離職率の低下や労働意欲の向上にもつながるため、企業は外国人労働者に対して適切なサポートを提供しましょう。
外国人雇用における注意点
外国人労働者を雇用する際、企業は法令を遵守し、公平な職場環境を提供する責任があります。ここでは、外国人雇用における注意点を詳しく解説します。

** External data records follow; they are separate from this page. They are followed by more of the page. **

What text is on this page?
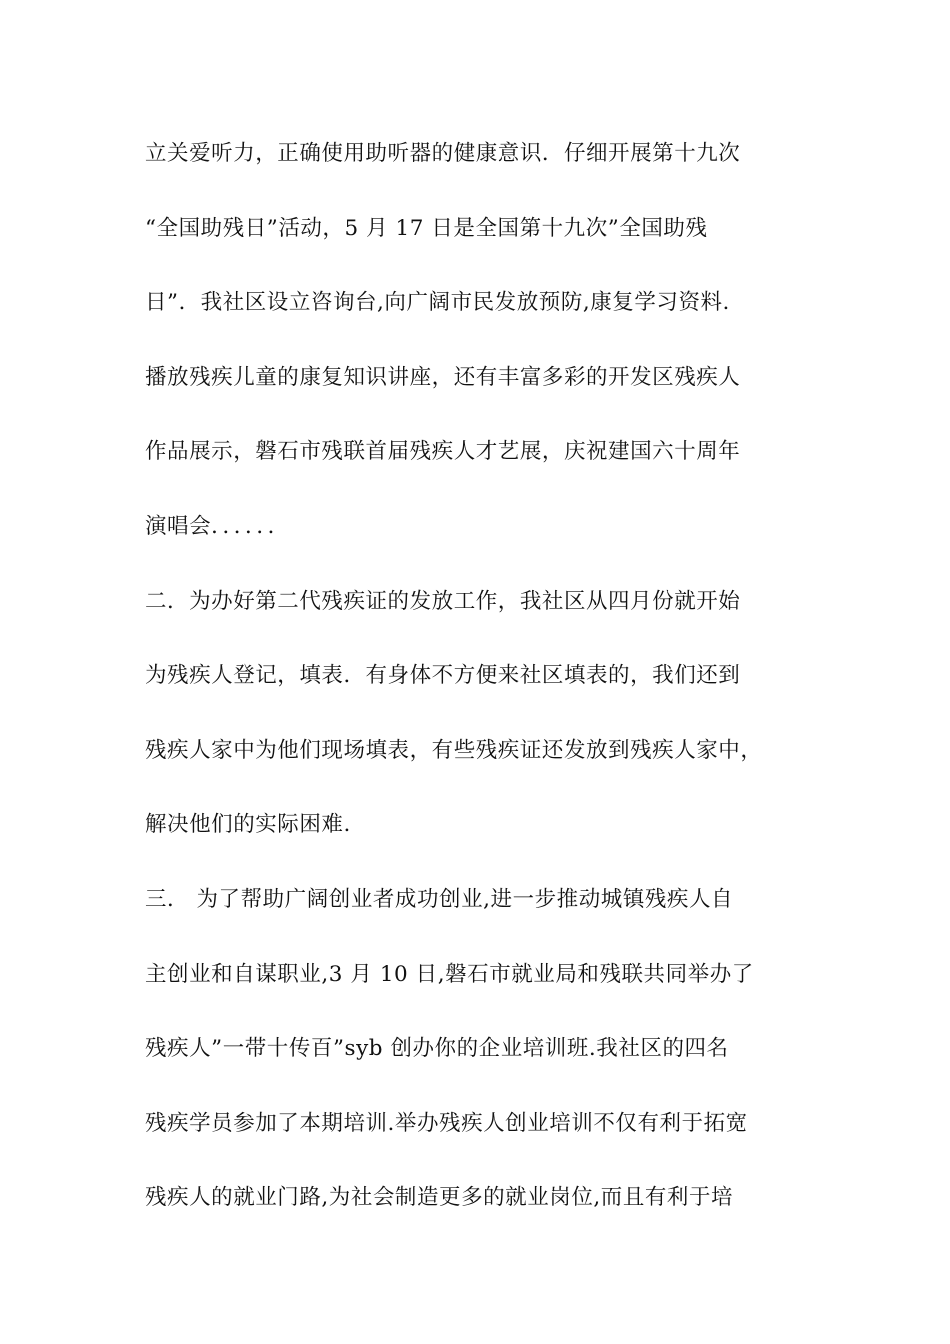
立关爱听力，正确使用助听器的健康意识．仔细开展第十九次
“全国助残日”活动，5 月 17 日是全国第十九次”全国助残
日”．我社区设立咨询台,向广阔市民发放预防,康复学习资料.
播放残疾儿童的康复知识讲座，还有丰富多彩的开发区残疾人
作品展示，磐石市残联首届残疾人才艺展，庆祝建国六十周年
演唱会．．．．．．
二．为办好第二代残疾证的发放工作，我社区从四月份就开始
为残疾人登记，填表．有身体不方便来社区填表的，我们还到
残疾人家中为他们现场填表，有些残疾证还发放到残疾人家中，
解决他们的实际困难.
三． 为了帮助广阔创业者成功创业,进一步推动城镇残疾人自
主创业和自谋职业,3 月 10 日,磐石市就业局和残联共同举办了
残疾人”一带十传百”syb 创办你的企业培训班.我社区的四名
残疾学员参加了本期培训.举办残疾人创业培训不仅有利于拓宽
残疾人的就业门路,为社会制造更多的就业岗位,而且有利于培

1.国籍・人種による差別を禁止し、公平な職場環境を作る
日本の労働法では、国籍や人種を理由とした差別が禁止されています。企業は、外国人労働者に対しても、日本人と同じく公平な待遇を提供する義務があります。
注意すべきポイントは、下記のとおりです。
項目 | 詳細 |
---|---|
採用時の差別禁止 | 国籍を理由に採用を制限しない |
賃金の公平性 | 最低賃金以上を支払い、日本人と同等の給与体系を適用 |
同一労働同一賃金の遵守 | 同じ業務を行う労働者には、国籍に関係なく同等の給与・待遇を適用 |
職場内のハラスメント防止 | 文化や言語の違いによる差別・嫌がらせを防ぐため、社内教育を実施 |
適切な職場環境を整えて、外国人労働者も安心して働ける職場にしましょう。
2.不法就労を防ぐために採用時のチェックを徹底する
不法就労とは、適切な在留資格をもたない外国人を雇用することを指します。企業が知らずに不法就労者を雇った場合でも、処罰の対象となるため、注意しましょう。
不法就労のリスクは、下記のとおりです。
項目 | 詳細 |
---|---|
不法就労助長罪 | 入管法第73条の2により、3年以下の懲役または300万円以下の罰金 |
集団密航者の受け入れ | 不法就労助長罪のほか入管法74条の4により、5年以下の懲役または300万円以下の罰金 ※営利目的があれば、1年以上10年以下の懲役および1,000万円以下の罰金 |
退去強制を免れさせる目的で、不法入国者・不法上陸者をかくまう行為をした場合 | 入管法第74条の8により3年以下の懲役または300万円以下の罰金 ※営利目的があれば5年以下の懲役および500万円以下の罰金 |
外国人労働者の強制退去・企業の信用失墜の可能性 | – |
出典:厚生労働省|不法就労に当たる外国人を雇い入れないようにお願いします。
このように、不法就労は企業・外国人労働者どちらもリスクがあるため、適正な採用管理が求められます。
不正就労を防ぐために採用時にチェックすべきポイントは、下記のとおりです。
- 在留資格の確認を徹底する(在留カードの確認、資格外活動の有無)
- 業務内容が在留資格の範囲内であるかを確認する
- 雇用契約を適正に締結し、労働条件を明確にする
また、採用担当者だけでなく、現場の管理者や経営層も在留資格や労働条件に関する正しい知識をもつことも大切です。組織全体で適切な雇用管理を行うことで、不法就労を未然に防止できます。
人事管理・労務管理を適切に行い、外国人雇用を成功させよう
外国人労働者の雇用を成功させるためには、適切な人事管理と労務管理を実施することは欠かせません。採用時の適正な評価、労働時間や業務内容の管理など、幅広い視点で対応する必要があります。
また、企業は単に雇用するだけでなく、長期的な視点で人材の定着や育成に取り組むこともポイントです。外国人労働者が安心して働ける環境を整えて、企業の持続的な成長につなげましょう。
※ 掲載している情報は記事更新時点のものです。